Seeger Weiss founding partner Chris Seeger, along with firm client and Army veteran Joseph Sigmon, were featured in an NBC News story about the 3M Combat Arms litigation and the severe injuries suffered by servicemembers due to the defective earplugs.
Seeger was appointed by Judge M. Casey Rodgers in 2019 to serve as co-lead counsel in the litigation. To date, 12 servicemembers and veterans have obtained more than $220 million in verdicts as part of the bellwether trial process; Seeger Weiss has led and played key roles in several of these trials including a $110 million verdict in January 2022.

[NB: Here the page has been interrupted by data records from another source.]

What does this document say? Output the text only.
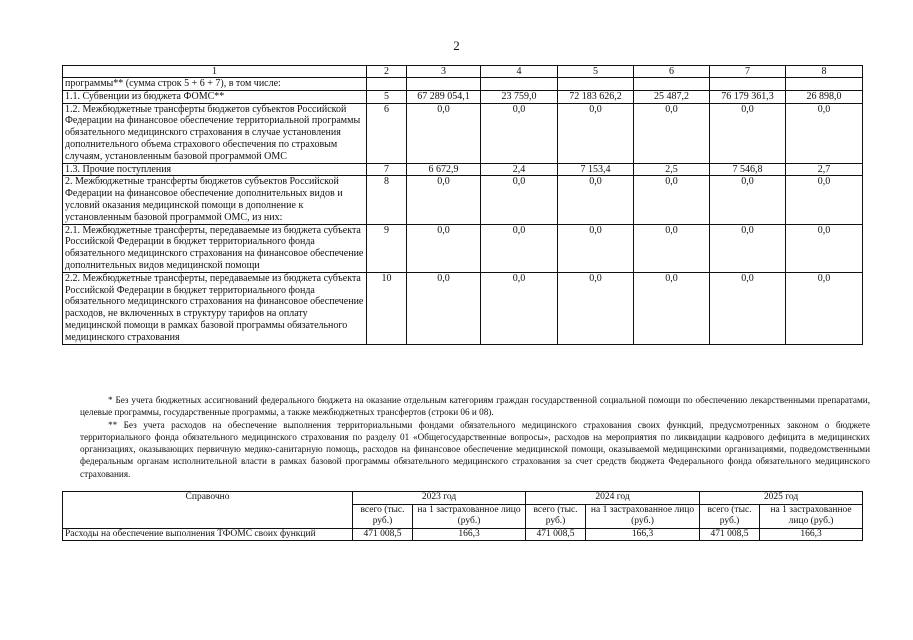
2
1	2	3	4	5	6	7	8
программы** (сумма строк 5 + 6 + 7), в том числе:							
1.1. Субвенции из бюджета ФОМС**	5	67 289 054,1	23 759,0	72 183 626,2	25 487,2	76 179 361,3	26 898,0
1.2. Межбюджетные трансферты бюджетов субъектов Российской Федерации на финансовое обеспечение территориальной программы обязательного медицинского страхования в случае установления дополнительного объема страхового обеспечения по страховым случаям, установленным базовой программой ОМС	6	0,0	0,0	0,0	0,0	0,0	0,0
1.3. Прочие поступления	7	6 672,9	2,4	7 153,4	2,5	7 546,8	2,7
2. Межбюджетные трансферты бюджетов субъектов Российской Федерации на финансовое обеспечение дополнительных видов и условий оказания медицинской помощи в дополнение к установленным базовой программой ОМС, из них:	8	0,0	0,0	0,0	0,0	0,0	0,0
2.1. Межбюджетные трансферты, передаваемые из бюджета субъекта Российской Федерации в бюджет территориального фонда обязательного медицинского страхования на финансовое обеспечение дополнительных видов медицинской помощи	9	0,0	0,0	0,0	0,0	0,0	0,0
2.2. Межбюджетные трансферты, передаваемые из бюджета субъекта Российской Федерации в бюджет территориального фонда обязательного медицинского страхования на финансовое обеспечение расходов, не включенных в структуру тарифов на оплату медицинской помощи в рамках базовой программы обязательного медицинского страхования	10	0,0	0,0	0,0	0,0	0,0	0,0

* Без учета бюджетных ассигнований федерального бюджета на оказание отдельным категориям граждан государственной социальной помощи по обеспечению лекарственными препаратами, целевые программы, государственные программы, а также межбюджетных трансфертов (строки 06 и 08).

** Без учета расходов на обеспечение выполнения территориальными фондами обязательного медицинского страхования своих функций, предусмотренных законом о бюджете территориального фонда обязательного медицинского страхования по разделу 01 «Общегосударственные вопросы», расходов на мероприятия по ликвидации кадрового дефицита в медицинских организациях, оказывающих первичную медико-санитарную помощь, расходов на финансовое обеспечение медицинской помощи, оказываемой медицинскими организациями, подведомственными федеральным органам исполнительной власти в рамках базовой программы обязательного медицинского страхования за счет средств бюджета Федерального фонда обязательного медицинского страхования.

Справочно	2023 год		2024 год		2025 год	
	всего (тыс. руб.)	на 1 застрахованное лицо (руб.)	всего (тыс. руб.)	на 1 застрахованное лицо (руб.)	всего (тыс. руб.)	на 1 застрахованное лицо (руб.)
Расходы на обеспечение выполнения ТФОМС своих функций	471 008,5	166,3	471 008,5	166,3	471 008,5	166,3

Sigmon joined the US Army and served two tours of duty in Iraq and Afghanistan as a field artillery specialist. In the interview with NBC, Sigmon said that he relied on the 3M Combat Arms Earplugs version 2 (CAEv2) to protect him, but after coming home he was diagnosed with hearing loss and bilateral tinnitus. “It’s a long time to be in a combat theater without proper protection of any kind. I mean, we wouldn’t send them out without helmets or with helmets that didn’t work,” Seeger told NBC.
3M manufactured CAEv2 and sold them to the military between 1999 and 2015. The earplug was intended for use by servicemembers seeking protection from continuous and impulse noises such as weapon fire and in military combat. 3M later agreed to pay $9.1 million to settle claims for civil fraud with the U.S. Department of Justice. In 2019, individual lawsuits were brought by injured servicemembers against the company and were consolidated in the Northern District of Florida. Today Seeger Weiss represents thousands of former servicemembers who were injured by 3M’s dangerously defective earplugs.